Genres can have common elements that, when deployed by authors, become metatextual, providing context for the readers and helping to stimulate their imaginations. Haunted houses hearken back to Poe. Detectives hearken back to Poe, too, but also to Dashiell Hammett, Raymond Chandler, Agatha Christie, or many others. Indeed, the nature of the detective is metatext—a detective like Sam Spade signals a different kind of story from one featuring a detective like Miss Marple.
Characters in fiction live in the real world. In modern-day fiction, they watch TV, listen to music, and read books. What they watch, listen to, and read becomes metatext for the events of the novel. “The Devil went Down to Georgia,” and “Country Roads” both could be metatextual, albeit with different commentaries on main text. Iconic phrases, like Star Wars’ “I’ve got a bad feeling about this…”, can also be deployed as metatext.
Metatext can also be humorous. Commercials that feature characters in horror movies “choosing badly” provide humorous metatext for buying insurance.
The title for this essay, a riff on John Donne’s famous poem, serves as metatext for its content.
Sometimes metatext can be as simple as the author’s name.

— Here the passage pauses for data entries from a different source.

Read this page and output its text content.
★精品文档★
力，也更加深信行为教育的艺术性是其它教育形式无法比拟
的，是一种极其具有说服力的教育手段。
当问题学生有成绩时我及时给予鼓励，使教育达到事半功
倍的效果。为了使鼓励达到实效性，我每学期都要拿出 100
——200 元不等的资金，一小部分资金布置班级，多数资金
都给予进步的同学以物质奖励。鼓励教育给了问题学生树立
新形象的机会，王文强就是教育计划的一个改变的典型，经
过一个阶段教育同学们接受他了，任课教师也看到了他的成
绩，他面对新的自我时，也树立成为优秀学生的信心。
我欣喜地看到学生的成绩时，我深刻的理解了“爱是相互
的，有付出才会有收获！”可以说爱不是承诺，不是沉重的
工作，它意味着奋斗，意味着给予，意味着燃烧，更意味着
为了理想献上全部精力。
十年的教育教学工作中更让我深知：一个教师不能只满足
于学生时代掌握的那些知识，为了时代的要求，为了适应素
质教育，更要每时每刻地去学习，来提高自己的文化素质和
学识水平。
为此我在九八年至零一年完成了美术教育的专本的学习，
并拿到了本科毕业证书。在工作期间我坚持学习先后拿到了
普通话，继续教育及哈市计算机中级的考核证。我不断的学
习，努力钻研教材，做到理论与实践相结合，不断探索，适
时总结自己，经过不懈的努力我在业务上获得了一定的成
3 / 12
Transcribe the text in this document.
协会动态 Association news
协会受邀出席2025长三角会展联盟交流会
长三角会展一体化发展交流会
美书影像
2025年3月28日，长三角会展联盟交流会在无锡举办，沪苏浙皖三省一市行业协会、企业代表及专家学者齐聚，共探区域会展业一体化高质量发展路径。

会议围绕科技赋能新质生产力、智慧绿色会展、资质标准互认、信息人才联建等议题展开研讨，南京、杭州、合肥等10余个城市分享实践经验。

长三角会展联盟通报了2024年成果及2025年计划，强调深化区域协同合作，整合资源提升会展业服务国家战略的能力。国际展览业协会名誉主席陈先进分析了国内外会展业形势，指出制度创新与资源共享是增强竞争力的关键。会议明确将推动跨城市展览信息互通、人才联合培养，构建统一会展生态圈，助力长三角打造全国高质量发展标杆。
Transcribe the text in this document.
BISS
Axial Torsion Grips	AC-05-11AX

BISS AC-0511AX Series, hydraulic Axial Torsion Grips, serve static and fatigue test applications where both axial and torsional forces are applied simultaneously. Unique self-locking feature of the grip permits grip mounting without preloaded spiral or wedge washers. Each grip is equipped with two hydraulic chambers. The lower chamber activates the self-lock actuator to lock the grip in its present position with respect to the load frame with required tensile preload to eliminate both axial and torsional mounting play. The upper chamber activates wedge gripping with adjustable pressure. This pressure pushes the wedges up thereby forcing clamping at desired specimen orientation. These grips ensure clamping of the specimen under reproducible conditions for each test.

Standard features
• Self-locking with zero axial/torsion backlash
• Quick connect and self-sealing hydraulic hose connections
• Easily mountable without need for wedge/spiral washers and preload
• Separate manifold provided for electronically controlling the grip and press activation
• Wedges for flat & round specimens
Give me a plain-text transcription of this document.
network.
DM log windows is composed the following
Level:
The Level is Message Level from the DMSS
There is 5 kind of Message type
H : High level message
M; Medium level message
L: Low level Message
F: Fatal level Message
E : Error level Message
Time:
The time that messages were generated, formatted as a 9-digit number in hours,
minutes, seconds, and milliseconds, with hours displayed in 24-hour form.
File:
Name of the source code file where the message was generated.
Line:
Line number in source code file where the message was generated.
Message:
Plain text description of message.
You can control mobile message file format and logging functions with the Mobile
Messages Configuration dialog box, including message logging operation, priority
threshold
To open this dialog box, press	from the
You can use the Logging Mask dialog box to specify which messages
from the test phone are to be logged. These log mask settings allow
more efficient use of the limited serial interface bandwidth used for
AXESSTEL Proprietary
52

During the 1950’s, numerous Hollywood artists had been blacklisted by the Hollywood studios, most for refusing to “name names” before the infamous McCarthy committee. One of these was Dalton Turmble, who, after being blacklisted, managed to make a living by ghost-writing scripts. Some of these, like the one for Roman Holiday, wound up winning Academy Awards for which he did not receive credit. When Kirk Douglas decided to produce Spartacus in 1960, he hired Trumble to write the screenplay. Douglas used his own company to produce the film, and decided to give Trujmble screen credit. This resulted in considerable negative publicity during the pre-release of the film, especially from the conservative press. But Douglas was adamant, and Trumble’s name stayed in the credits.
That screen credit is metatext for the most powerful scene in the movie.
In that scene, the Roman general Crassus has just defeated and taken prisoner Spartacus and his army of slaves. Crassus demands the prisoners, on the pain of death, identify Spartacus. First one person, then many, then the entire army responds, “I am Spartacus.” Trumble’s name in the credits gives special meaning and power to this scene. It came to stand for the artists of Hollywood, led by Douglas, standing up to the Blacklist. This movie, and the response to it, ended the practice of blacklisting.
Metatext has power.
Metatext is everywhere. Authors use it all the time, often without thinking about it. It can arise in the haze that’s part of the creative process, or it can be a deliberate addition after the fact. Metatext deploys the fact that no reader is an island. Our readers, like us, swim in an ocean filled with cultural and emotional references, just waiting for metatext to call them out.